Потом начался фильм, и уже перестало иметь значение, один он или нет. Джим на этот счет был прав, сказал себе Фергусон, и все три часа десять минут, какие перед ним на экране шли «Дети райка», он не переставал думать о том, насколько стоило рискнуть наказанием для того, чтобы посмотреть этот фильм, который как раз относился к числу тех, какие понравятся пятнадцатилеткам с Фергусоновым темпераментом, цветистая, напряженная романтическая любовная сага, прошитая выплесками юмора, насилия и коварной порочности, ансамблевая постановка, в которой каждый персонаж важен для сюжета, прекрасная, загадочная Гаранс (Арлетти) и четверо мужчин, которые ее любят: мима играет Жан-Луи Барро – это эмоциональный, бездеятельный мечтатель, которому суждено хромать по жизни, полной томленья и сожалений, бурливого, напыщенного, до крайности забавного актера – Пьер Брассёр, хладносердого, сверхгорделивого графа – Луи Салу, а лживое чудовище – Марсель Эрран, он в роли Ласенэра, поэта-убийцы, который закалывает графа до смерти, а когда фильм заканчивается на том, что Гаранс исчезает в густой парижской толпе, а сокрушенный сердцем мим за нею гонится, Фергусон отчетливо припомнил слова Джима (Лучше этого фильма французы еще ничего не сняли, Арчи. Это «Унесенные ветром» Франции – только в десять раз лучше), и хотя Фергусон на том рубеже своей жизни посмотрел всего ничего французских фильмов, он был согласен с тем, что «Les Enfants du Paradis» – гораздо лучше «Унесенных ветром», лучше настолько, что их бесполезно и ставить рядом.
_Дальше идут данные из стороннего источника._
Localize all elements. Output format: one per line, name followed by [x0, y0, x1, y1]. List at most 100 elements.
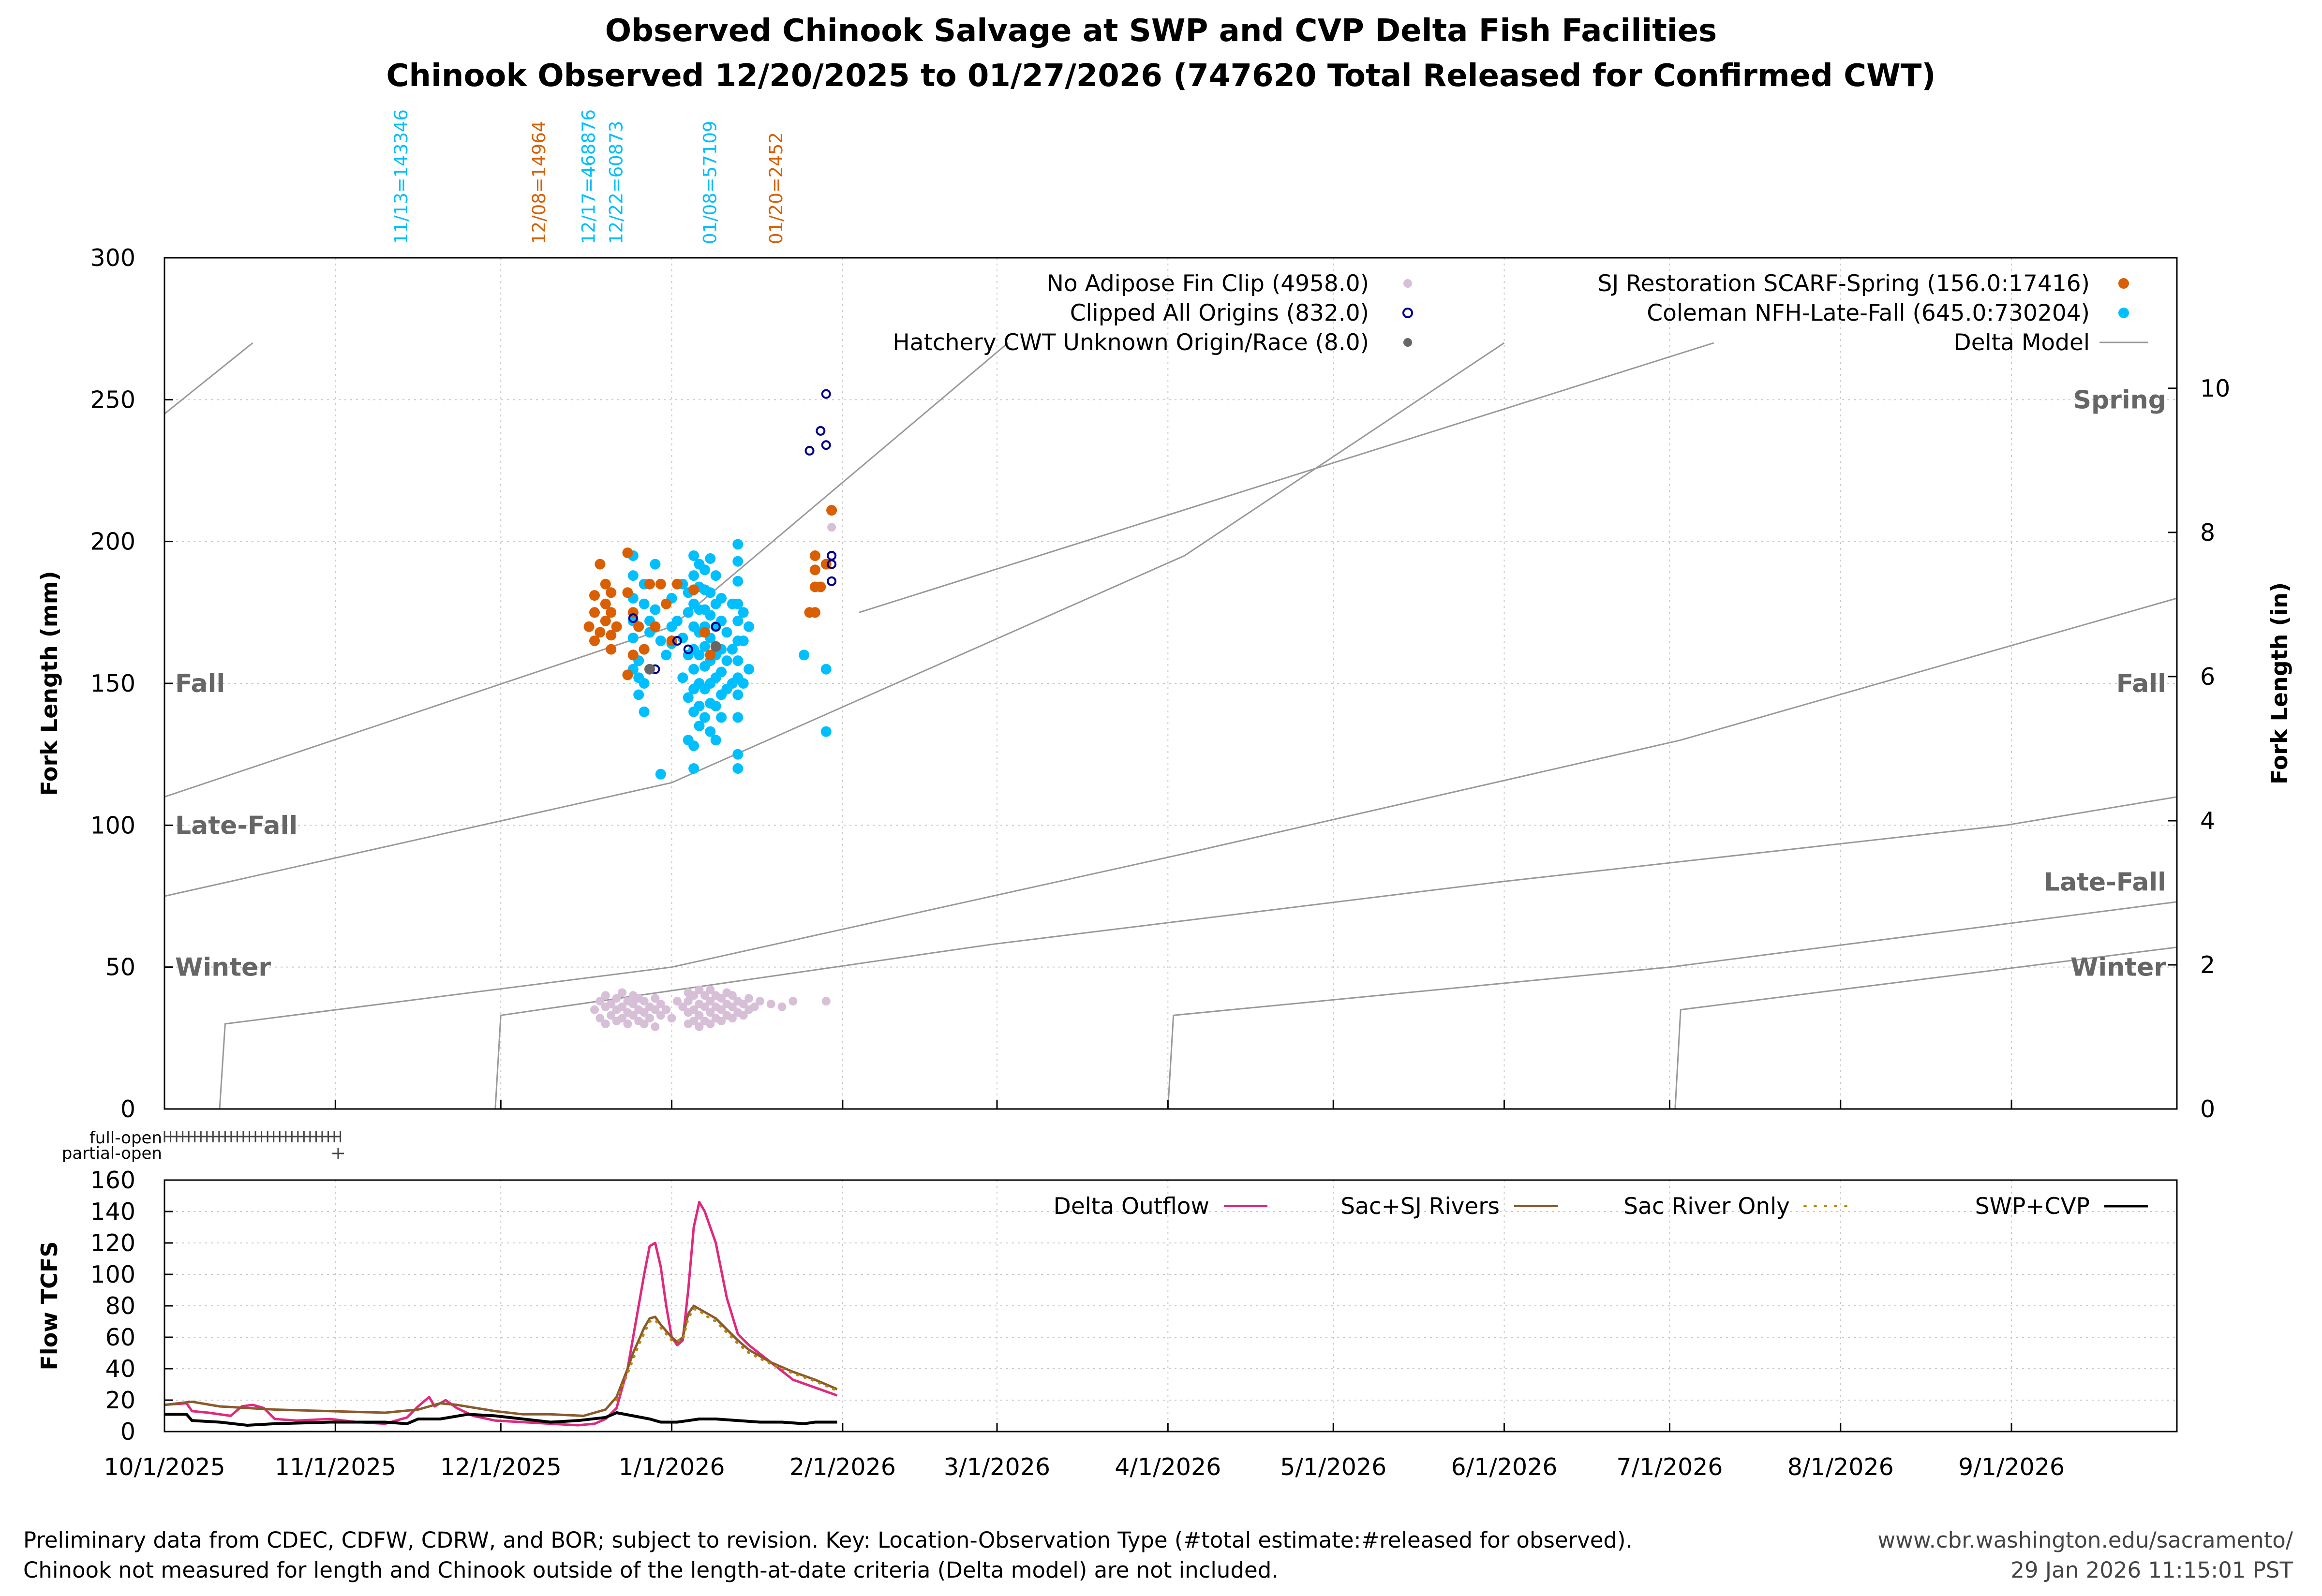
point-sj-restoration-scarf-spring-2 [589, 607, 600, 618]
release-label-1: 12/08=14964 [529, 121, 550, 244]
legend-label-unknown: Hatchery CWT Unknown Origin/Race (8.0) [893, 329, 1369, 356]
main-y2tick-label-5: 10 [2200, 375, 2230, 402]
point-coleman-nfh-late-fall-91 [732, 615, 744, 626]
gate-full-open-label: full-open [89, 1128, 162, 1148]
point-no-adipose-fin-clip-78 [821, 997, 831, 1006]
point-no-adipose-fin-clip-43 [689, 991, 699, 1000]
point-coleman-nfh-late-fall-1 [627, 570, 639, 581]
main-ytick-label-2: 100 [90, 812, 135, 839]
point-no-adipose-fin-clip-26 [645, 1014, 654, 1023]
release-labels: 11/13=143346 12/08=14964 12/17=468876 12/22… [391, 109, 787, 244]
point-coleman-nfh-late-fall-42 [688, 740, 700, 752]
flow-lines [164, 1201, 838, 1427]
point-clipped-all-origins-4 [711, 621, 721, 632]
point-sj-restoration-scarf-spring-18 [627, 650, 639, 661]
point-no-adipose-fin-clip-65 [728, 1002, 737, 1011]
point-coleman-nfh-late-fall-74 [710, 735, 721, 746]
point-no-adipose-fin-clip-31 [656, 1011, 665, 1020]
footer-url[interactable]: www.cbr.washington.edu/sacramento/ [1877, 1527, 2293, 1553]
point-coleman-nfh-late-fall-61 [705, 587, 716, 598]
point-sj-restoration-scarf-spring-12 [606, 644, 617, 655]
flow-ytick-label-2: 40 [105, 1355, 135, 1383]
point-coleman-nfh-late-fall-67 [705, 726, 716, 737]
point-clipped-all-origins-11 [827, 576, 837, 586]
point-clipped-all-origins-6 [816, 426, 826, 436]
point-sj-restoration-scarf-spring-19 [633, 621, 644, 632]
point-sj-restoration-scarf-spring-6 [600, 578, 611, 590]
point-coleman-nfh-late-fall-80 [716, 712, 727, 723]
point-no-adipose-fin-clip-66 [728, 991, 737, 1000]
point-no-adipose-fin-clip-12 [618, 1002, 626, 1011]
flow-xtick-label-3: 1/1/2026 [619, 1453, 725, 1481]
release-label-2: 12/17=468876 [579, 109, 599, 244]
point-coleman-nfh-late-fall-4 [627, 633, 639, 644]
point-sj-restoration-scarf-spring-11 [606, 630, 617, 641]
point-coleman-nfh-late-fall-97 [732, 749, 744, 760]
flow-xtick-label-6: 4/1/2026 [1115, 1453, 1221, 1481]
point-coleman-nfh-late-fall-106 [820, 726, 832, 737]
point-sj-restoration-scarf-spring-7 [600, 598, 611, 609]
point-coleman-nfh-late-fall-20 [655, 635, 666, 646]
point-coleman-nfh-late-fall-17 [650, 559, 661, 570]
point-no-adipose-fin-clip-50 [700, 991, 709, 1000]
point-coleman-nfh-late-fall-19 [655, 768, 666, 780]
point-no-adipose-fin-clip-77 [789, 997, 798, 1006]
point-coleman-nfh-late-fall-81 [721, 627, 732, 638]
point-no-adipose-fin-clip-42 [689, 1005, 699, 1014]
footer-timestamp: 29 Jan 2026 11:15:01 PST [2010, 1557, 2293, 1583]
point-no-adipose-fin-clip-39 [684, 997, 693, 1006]
point-coleman-nfh-late-fall-90 [732, 598, 744, 609]
point-coleman-nfh-late-fall-35 [688, 570, 700, 581]
point-coleman-nfh-late-fall-50 [694, 700, 705, 711]
point-coleman-nfh-late-fall-10 [639, 706, 650, 717]
point-no-adipose-fin-clip-14 [623, 1020, 632, 1028]
delta-model-curve-3 [164, 342, 1505, 897]
point-sj-restoration-scarf-spring-35 [809, 607, 820, 618]
point-coleman-nfh-late-fall-93 [732, 655, 744, 666]
point-coleman-nfh-late-fall-43 [688, 763, 700, 774]
point-coleman-nfh-late-fall-85 [727, 644, 738, 655]
main-ytick-label-5: 250 [90, 386, 135, 414]
flow-ytick-label-5: 100 [90, 1261, 135, 1288]
chart-title-line2: Chinook Observed 12/20/2025 to 01/27/202… [386, 58, 1935, 94]
point-no-adipose-fin-clip-59 [717, 1005, 726, 1014]
point-sj-restoration-scarf-spring-4 [595, 559, 606, 570]
release-label-0: 11/13=143346 [391, 109, 412, 244]
flow-xtick-label-0: 10/1/2025 [104, 1453, 225, 1481]
point-coleman-nfh-late-fall-13 [639, 598, 650, 609]
flow-xtick-label-7: 5/1/2026 [1280, 1453, 1386, 1481]
point-no-adipose-fin-clip-58 [717, 1017, 726, 1026]
point-coleman-nfh-late-fall-78 [716, 666, 727, 678]
footer-note-line2: Chinook not measured for length and Chin… [23, 1557, 1279, 1583]
flow-xtick-label-8: 6/1/2026 [1451, 1453, 1557, 1481]
chart-title-line1: Observed Chinook Salvage at SWP and CVP … [605, 13, 1717, 49]
point-no-adipose-fin-clip-2 [595, 997, 605, 1006]
flow-line-swp-cvp [164, 1411, 837, 1427]
legend-marker-unknown [1403, 338, 1412, 347]
legend-label-coleman: Coleman NFH-Late-Fall (645.0:730204) [1647, 300, 2090, 326]
point-coleman-nfh-late-fall-60 [705, 553, 716, 564]
main-ytick-label-4: 200 [90, 528, 135, 556]
flow-ytick-label-6: 120 [90, 1229, 135, 1257]
point-sj-restoration-scarf-spring-1 [589, 635, 600, 646]
point-no-adipose-fin-clip-11 [618, 1014, 626, 1023]
point-no-adipose-fin-clip-25 [640, 997, 649, 1006]
point-clipped-all-origins-0 [628, 613, 638, 623]
point-hatchery-cwt-unknown-origin-race-1 [710, 641, 721, 652]
footer-note-line1: Preliminary data from CDEC, CDFW, CDRW, … [23, 1527, 1633, 1553]
point-no-adipose-fin-clip-76 [777, 1002, 787, 1011]
point-coleman-nfh-late-fall-98 [732, 763, 744, 774]
point-hatchery-cwt-unknown-origin-race-0 [644, 664, 655, 675]
point-coleman-nfh-late-fall-82 [721, 655, 732, 666]
point-clipped-all-origins-8 [821, 440, 831, 450]
point-sj-restoration-scarf-spring-8 [600, 615, 611, 626]
legend-marker-no-adipose [1403, 279, 1412, 288]
point-no-adipose-fin-clip-74 [755, 997, 764, 1006]
point-no-adipose-fin-clip-35 [672, 997, 682, 1006]
point-no-adipose-fin-clip-30 [651, 994, 660, 1003]
point-coleman-nfh-late-fall-25 [671, 615, 683, 626]
flow-xtick-label-5: 3/1/2026 [944, 1453, 1050, 1481]
point-sj-restoration-scarf-spring-14 [622, 547, 633, 559]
Зажегся свет, и когда Фергусон встал и потянулся – заметил кого-то в трех креслах левее, высокого мальчишку с темными волосами, должно быть – на пару лет старше, по всей вероятности – такой же сачок-синефил, и когда он глянул своего собрата-отступника, тот ему улыбнулся.

Ну и кино, сказал незнакомец.

Ну и кино, согласился Фергусон. Мне очень понравилось.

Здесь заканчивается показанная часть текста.